First Reading Exodus 19:16-25

Second Reading Colossians 1:15-23

Gospel Reading Matthew 3:13-17

Evening Psalms 9; 118

 

16On the morning of the third day there was thunder and lightning, as well as a thick cloud on the mountain, and a blast of a trumpet so loud that all the people who were in the camp trembled. 17Moses brought the people out of the camp to meet God.
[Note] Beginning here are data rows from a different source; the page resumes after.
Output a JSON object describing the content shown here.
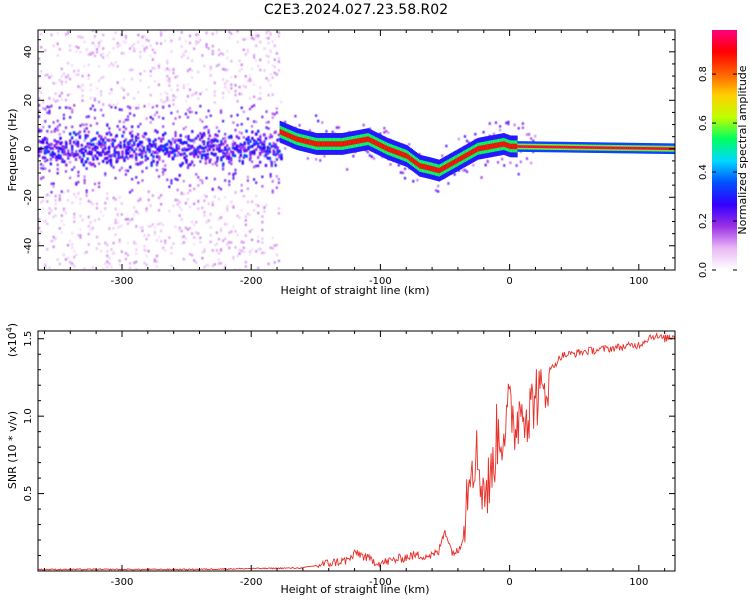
{
  "title": "C2E3.2024.027.23.58.R02",
  "chart_data": [
    {
      "type": "heatmap",
      "xlabel": "Height of straight line (km)",
      "ylabel": "Frequency (Hz)",
      "xlim": [
        -365,
        128
      ],
      "ylim": [
        -50,
        49
      ],
      "xticks": [
        -300,
        -200,
        -100,
        0,
        100
      ],
      "yticks": [
        -40,
        -20,
        0,
        20,
        40
      ],
      "colorbar": {
        "label": "Normalized spectral amplitude",
        "ticks": [
          "0.0",
          "0.2",
          "0.4",
          "0.6",
          "0.8"
        ],
        "colors": [
          "#ffffff",
          "#e9b8f5",
          "#9b30e6",
          "#3300ff",
          "#0050ff",
          "#00d8ff",
          "#00ff60",
          "#c0ff00",
          "#ffd000",
          "#ff6000",
          "#ff0000",
          "#ff0080"
        ]
      },
      "ridge": {
        "x": [
          -178,
          -165,
          -150,
          -130,
          -110,
          -95,
          -80,
          -70,
          -62,
          -55,
          -45,
          -35,
          -25,
          -15,
          -5,
          0,
          128
        ],
        "y": [
          7,
          4,
          2,
          2,
          4,
          0,
          -3,
          -7,
          -8,
          -9,
          -6,
          -3,
          0,
          1,
          2,
          1,
          0
        ]
      }
    },
    {
      "type": "line",
      "xlabel": "Height of straight line (km)",
      "ylabel": "SNR (10 * v/v)",
      "multiplier": "(x10",
      "multiplier_exp": "4",
      "multiplier_close": ")",
      "xlim": [
        -365,
        128
      ],
      "ylim": [
        0,
        1.55
      ],
      "xticks": [
        -300,
        -200,
        -100,
        0,
        100
      ],
      "yticks": [
        "0.5",
        "1.0",
        "1.5"
      ],
      "series": [
        {
          "color": "#e8302a",
          "x": [
            -365,
            -250,
            -160,
            -140,
            -125,
            -118,
            -110,
            -100,
            -90,
            -75,
            -60,
            -55,
            -50,
            -45,
            -40,
            -36,
            -33,
            -30,
            -25,
            -20,
            -15,
            -10,
            -5,
            0,
            5,
            10,
            15,
            20,
            25,
            30,
            40,
            60,
            80,
            100,
            110,
            120,
            128
          ],
          "y": [
            0.01,
            0.01,
            0.02,
            0.05,
            0.07,
            0.12,
            0.08,
            0.05,
            0.07,
            0.1,
            0.1,
            0.12,
            0.27,
            0.13,
            0.12,
            0.23,
            0.52,
            0.75,
            0.73,
            0.52,
            0.56,
            0.87,
            0.9,
            1.04,
            0.94,
            1.11,
            1.0,
            1.16,
            1.1,
            1.28,
            1.39,
            1.42,
            1.44,
            1.46,
            1.52,
            1.5,
            1.52
          ]
        }
      ]
    }
  ]
}
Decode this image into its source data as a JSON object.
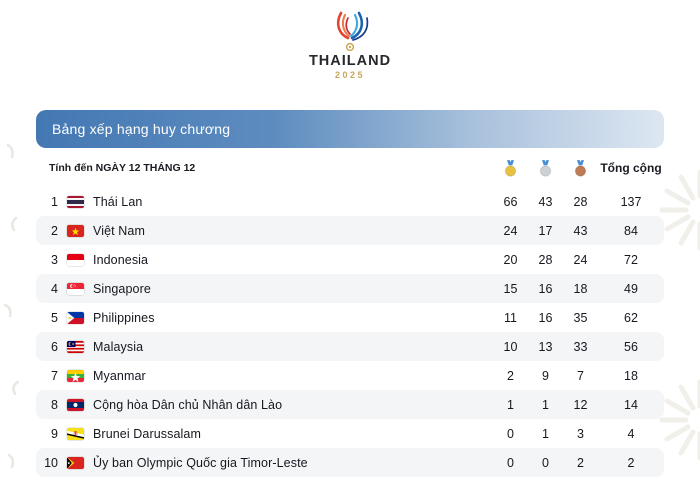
{
  "logo": {
    "title": "THAILAND",
    "year": "2025"
  },
  "banner": {
    "title": "Bảng xếp hạng huy chương"
  },
  "table": {
    "updated_label": "Tính đến NGÀY 12 THÁNG 12",
    "total_label": "Tổng cộng",
    "medal_columns": [
      {
        "name": "gold-medal-icon",
        "color": "#e7c140"
      },
      {
        "name": "silver-medal-icon",
        "color": "#cdd0d4"
      },
      {
        "name": "bronze-medal-icon",
        "color": "#bd7c53"
      }
    ],
    "rows": [
      {
        "rank": "1",
        "flag": "th",
        "country": "Thái Lan",
        "gold": "66",
        "silver": "43",
        "bronze": "28",
        "total": "137"
      },
      {
        "rank": "2",
        "flag": "vn",
        "country": "Việt Nam",
        "gold": "24",
        "silver": "17",
        "bronze": "43",
        "total": "84"
      },
      {
        "rank": "3",
        "flag": "id",
        "country": "Indonesia",
        "gold": "20",
        "silver": "28",
        "bronze": "24",
        "total": "72"
      },
      {
        "rank": "4",
        "flag": "sg",
        "country": "Singapore",
        "gold": "15",
        "silver": "16",
        "bronze": "18",
        "total": "49"
      },
      {
        "rank": "5",
        "flag": "ph",
        "country": "Philippines",
        "gold": "11",
        "silver": "16",
        "bronze": "35",
        "total": "62"
      },
      {
        "rank": "6",
        "flag": "my",
        "country": "Malaysia",
        "gold": "10",
        "silver": "13",
        "bronze": "33",
        "total": "56"
      },
      {
        "rank": "7",
        "flag": "mm",
        "country": "Myanmar",
        "gold": "2",
        "silver": "9",
        "bronze": "7",
        "total": "18"
      },
      {
        "rank": "8",
        "flag": "la",
        "country": "Cộng hòa Dân chủ Nhân dân Lào",
        "gold": "1",
        "silver": "1",
        "bronze": "12",
        "total": "14"
      },
      {
        "rank": "9",
        "flag": "bn",
        "country": "Brunei Darussalam",
        "gold": "0",
        "silver": "1",
        "bronze": "3",
        "total": "4"
      },
      {
        "rank": "10",
        "flag": "tl",
        "country": "Ủy ban Olympic Quốc gia Timor-Leste",
        "gold": "0",
        "silver": "0",
        "bronze": "2",
        "total": "2"
      }
    ]
  },
  "colors": {
    "banner_gradient_start": "#4478b3",
    "banner_gradient_end": "#dde7f2",
    "alt_row_background": "#f4f5f7",
    "ribbon": "#4a8fd3",
    "logo_year_gold": "#c8a65a"
  }
}
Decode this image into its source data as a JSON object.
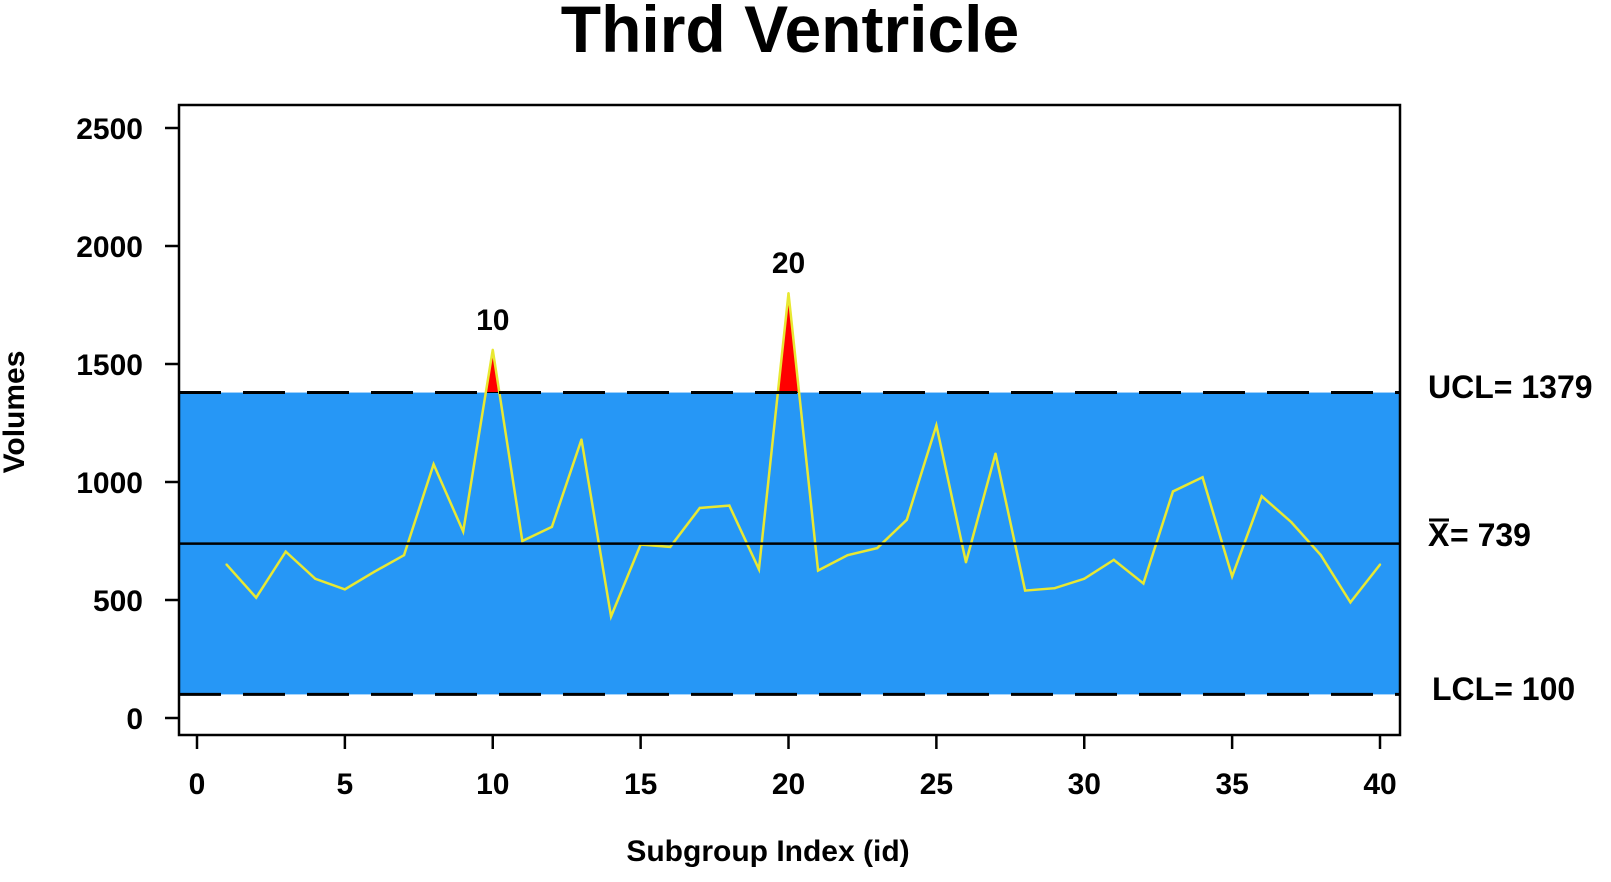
{
  "chart_data": {
    "type": "line",
    "title": "Third Ventricle",
    "xlabel": "Subgroup Index (id)",
    "ylabel": "Volumes",
    "xlim": [
      0,
      40
    ],
    "ylim": [
      0,
      2600
    ],
    "x_ticks": [
      0,
      5,
      10,
      15,
      20,
      25,
      30,
      35,
      40
    ],
    "y_ticks": [
      0,
      500,
      1000,
      1500,
      2000,
      2500
    ],
    "x": [
      1,
      2,
      3,
      4,
      5,
      6,
      7,
      8,
      9,
      10,
      11,
      12,
      13,
      14,
      15,
      16,
      17,
      18,
      19,
      20,
      21,
      22,
      23,
      24,
      25,
      26,
      27,
      28,
      29,
      30,
      31,
      32,
      33,
      34,
      35,
      36,
      37,
      38,
      39,
      40
    ],
    "values": [
      650,
      510,
      705,
      590,
      545,
      620,
      690,
      1075,
      790,
      1560,
      750,
      810,
      1180,
      430,
      735,
      725,
      890,
      900,
      630,
      1800,
      625,
      690,
      720,
      840,
      1240,
      660,
      1120,
      540,
      550,
      590,
      670,
      570,
      960,
      1020,
      600,
      940,
      830,
      690,
      490,
      650
    ],
    "control_limits": {
      "ucl": 1379,
      "center": 739,
      "lcl": 100,
      "ucl_label": "UCL= 1379",
      "center_label": "= 739",
      "center_symbol": "X",
      "lcl_label": "LCL= 100"
    },
    "outliers": [
      {
        "x": 10,
        "label": "10"
      },
      {
        "x": 20,
        "label": "20"
      }
    ],
    "colors": {
      "band": "#2697f6",
      "series": "#e8e832",
      "outlier": "#ff0000",
      "lines": "#000000"
    },
    "grid": false
  }
}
They took their stand at the foot of the mountain. 18Now Mount Sinai was wrapped in smoke, because the LORD had descended upon it in fire; the smoke went up like the smoke of a kiln, while the whole mountain shook violently. 19As the blast of the trumpet grew louder and louder, Moses would speak and God would answer him in thunder. 20When the LORD descended upon Mount Sinai, to the top of the mountain, the LORD summoned Moses to the top of the mountain, and Moses went up. 21Then the LORD said to Moses, “Go down and warn the people not to break through to the LORD to look; otherwise many of them will perish. 22Even the priests who approach the LORD must consecrate themselves or the LORD will break out against them.” 23Moses said to the LORD, “The people are not permitted to come up to Mount Sinai; for you yourself warned us, saying, ‘Set limits around the mountain and keep it holy.'” 24The LORD said to him, “Go down, and come up bringing Aaron with you; but do not let either the priests or the people break through to come up to the LORD; otherwise he will break out against them.” 25So Moses went down to the people and told them.

 

Dietrich Bonhoeffer once said something along the lines of, to know the name of Jesus Christ we first have to know that God’s name is unsayable. Maybe we know this intuitively. “It is a fearful thing to fall into the hands of the living God,” says Hebrews. God is powerful. God is fearful. God is beyond our reckoning or imagination. This is why the people of Israel didn’t dare speak the name of God. We don’t like to think of God as the one making us afraid (we have enough to be afraid of these days). But the irony in this picture of God is that, if God is always knowable and accessible, what use do we have for him? If God is so familiar to us, maybe we’d be like that old married couple who knows what each other are going to say before they say it. Moses reminds us that, despite our feelings of closeness, God is separate, holy, wild, and unpredictable, always outside of our grasp. Even the priests can’t get too close. While this may be off-putting, it is exactly this separateness that affirms God’s rule of creation. The world is never in our hands, and that’s good news—it’s in God’s.

 

Gracious God, let your love hold us, shelter us from trouble, and bring us to safety. Let your power cover the creation you made and love, that even in fear and trembling, we may worship you as Messiah and Lord, in Jesus Christ. Amen.